The tribunal ruled that WRB was under no legal obligation to share the government’s view of Grenada’s best interest. Martin Brauch, a legal researcher from the Columbia Center on Sustainable Investment, told Climate Home this ruling ran “dangerously close” to denying the government’s right, which is enshrined in international law, to determine the public interest and regulate accordingly. “Its decision may have that detrimental effect,” he added.

Gus Van Harten, a lecturer in international investment law at Osgood Hall law school, said that investor-state dispute settlement law is “full of these failed privatisation deals – these terribly negotiated deals”. He added that the ruling “shows how energy privatisation contracts can bind governments for generations”.

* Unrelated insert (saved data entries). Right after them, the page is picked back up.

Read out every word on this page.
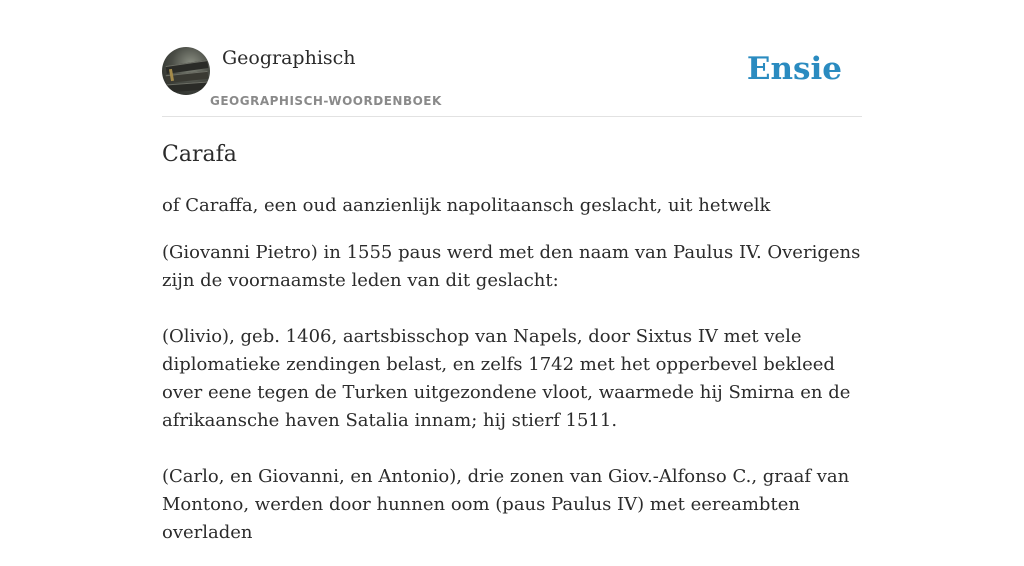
Geographisch
GEOGRAPHISCH-WOORDENBOEK
Ensie
Carafa

of Caraffa, een oud aanzienlijk napolitaansch geslacht, uit hetwelk

(Giovanni Pietro) in 1555 paus werd met den naam van Paulus IV. Overigens zijn de voornaamste leden van dit geslacht:

(Olivio), geb. 1406, aartsbisschop van Napels, door Sixtus IV met vele diplomatieke zendingen belast, en zelfs 1742 met het opperbevel bekleed over eene tegen de Turken uitgezondene vloot, waarmede hij Smirna en de afrikaansche haven Satalia innam; hij stierf 1511.

(Carlo, en Giovanni, en Antonio), drie zonen van Giov.-Alfonso C., graaf van Montono, werden door hunnen oom (paus Paulus IV) met eereambten overladen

Having been forced to nationalise Grenlec, the government is now trying to sell shares in Grenlec – but does not expect to get what it paid for them. This time, Bowen said they only want to sell to Grenadians. The plan is to install a “competent management company to take it into the 21st century”.


With control of energy policy, the government is aiming for at least 30% (and up to 100%) of electricity to be generated renewably by 2030. The US National Renewable Energy Laboratory estimates it has the potential for 20 MW of wind power, 25-50 MW of solar power and more than 50 MW of geothermal. The country’s electricity generation capacity is currently around 50 MW

Despite the bad experience, Bowen said, the government is still looking to the World Bank for support, along with other multilateral development banks and the Green Climate Fund (GCF).

Most climate finance from rich countries is in the form of loans, many of them on not so generous terms. Bowen called for grant funding. “If we get grants we can make the price come down significantly and maybe over 30 or 40 years we could cover the $63m we paid due to this whole scenario between the World Bank and ourselves,” he said.

The World Bank declined to comment.

This article was updated to clarify that the government was planning to divest shares in Grenlec, not find a new private buyer.